Di sanalah, di lorong-lorong pengap itu, para pejuang bergerak dalam senyap. Mereka bukan lagi pasukan berbaris, tapi bayangan yang hidup. Taktik perang mereka sudah bergeser ke sistem sel otonom. Mereka tak butuh komando pusat, cukup keyakinan yang sulit dilumpuhkan.

Israel mengaku berhasil menghancurkan banyak terowongan, tapi tak bisa semuanya. Selalu ada yang tersisa. Seperti ide: ia bisa ditindas, tapi tidak bisa dimusnahkan.

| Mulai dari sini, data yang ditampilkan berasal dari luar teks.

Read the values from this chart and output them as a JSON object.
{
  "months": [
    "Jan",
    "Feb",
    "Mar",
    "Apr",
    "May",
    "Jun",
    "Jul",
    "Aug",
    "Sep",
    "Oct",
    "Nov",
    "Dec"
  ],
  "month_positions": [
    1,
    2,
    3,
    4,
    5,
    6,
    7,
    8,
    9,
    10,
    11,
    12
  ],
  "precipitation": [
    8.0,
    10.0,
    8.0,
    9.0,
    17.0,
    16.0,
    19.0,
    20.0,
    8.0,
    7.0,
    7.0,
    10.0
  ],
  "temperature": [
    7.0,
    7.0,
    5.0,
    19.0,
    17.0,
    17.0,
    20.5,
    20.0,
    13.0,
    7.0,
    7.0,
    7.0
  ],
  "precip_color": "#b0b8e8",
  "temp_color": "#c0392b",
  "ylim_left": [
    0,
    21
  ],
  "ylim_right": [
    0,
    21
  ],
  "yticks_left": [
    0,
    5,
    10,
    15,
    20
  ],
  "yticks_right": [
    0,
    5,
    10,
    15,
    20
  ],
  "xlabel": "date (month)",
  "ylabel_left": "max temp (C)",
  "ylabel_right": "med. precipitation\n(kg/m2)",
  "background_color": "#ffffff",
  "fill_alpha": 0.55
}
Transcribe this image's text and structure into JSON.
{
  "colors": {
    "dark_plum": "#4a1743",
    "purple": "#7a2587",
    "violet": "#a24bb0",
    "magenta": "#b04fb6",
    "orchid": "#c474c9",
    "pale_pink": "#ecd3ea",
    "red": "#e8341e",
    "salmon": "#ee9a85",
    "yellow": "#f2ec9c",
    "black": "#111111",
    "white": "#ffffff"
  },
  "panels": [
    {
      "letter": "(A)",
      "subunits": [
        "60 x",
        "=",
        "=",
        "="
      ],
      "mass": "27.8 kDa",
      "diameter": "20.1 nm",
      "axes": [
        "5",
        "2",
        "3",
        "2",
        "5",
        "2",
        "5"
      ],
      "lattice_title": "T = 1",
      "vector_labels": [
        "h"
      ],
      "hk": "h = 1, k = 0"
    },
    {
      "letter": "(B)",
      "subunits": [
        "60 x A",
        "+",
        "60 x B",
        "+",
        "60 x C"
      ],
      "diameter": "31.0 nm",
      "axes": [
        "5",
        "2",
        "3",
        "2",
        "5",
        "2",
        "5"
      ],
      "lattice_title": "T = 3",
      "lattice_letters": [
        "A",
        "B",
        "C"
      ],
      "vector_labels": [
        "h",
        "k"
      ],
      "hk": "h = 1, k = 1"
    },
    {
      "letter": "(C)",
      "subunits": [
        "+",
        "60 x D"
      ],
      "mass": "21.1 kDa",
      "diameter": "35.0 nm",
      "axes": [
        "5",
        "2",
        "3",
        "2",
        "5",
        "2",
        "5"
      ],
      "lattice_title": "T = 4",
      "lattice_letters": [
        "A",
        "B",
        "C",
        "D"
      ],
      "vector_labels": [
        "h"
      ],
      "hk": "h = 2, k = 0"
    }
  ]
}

Pelajaran dari semua ini sederhana tapi pahit. Pertama, perdamaian bukanlah hasil tanda tangan, tapi proses panjang yang menuntut keadilan. Tanpa keadilan, semua ini hanya akan jadi jeda komersial dalam tragedi panjang.

Kedua, kekerasan yang terus berulang bukan karena salah garis di peta, tapi karena ada luka sejarah yang belum diobati: tanah yang direbut, rumah yang dihapus dari peta, nama-nama yang hanya hidup di batu nisan.

Ketiga, ketika hadiah Nobel dan ambisi politik global ikut masuk dalam dapur perdamaian, maka yang keluar dari oven sering bukan roti hangat, tapi kue gosong yang dipoles gincu diplomatik.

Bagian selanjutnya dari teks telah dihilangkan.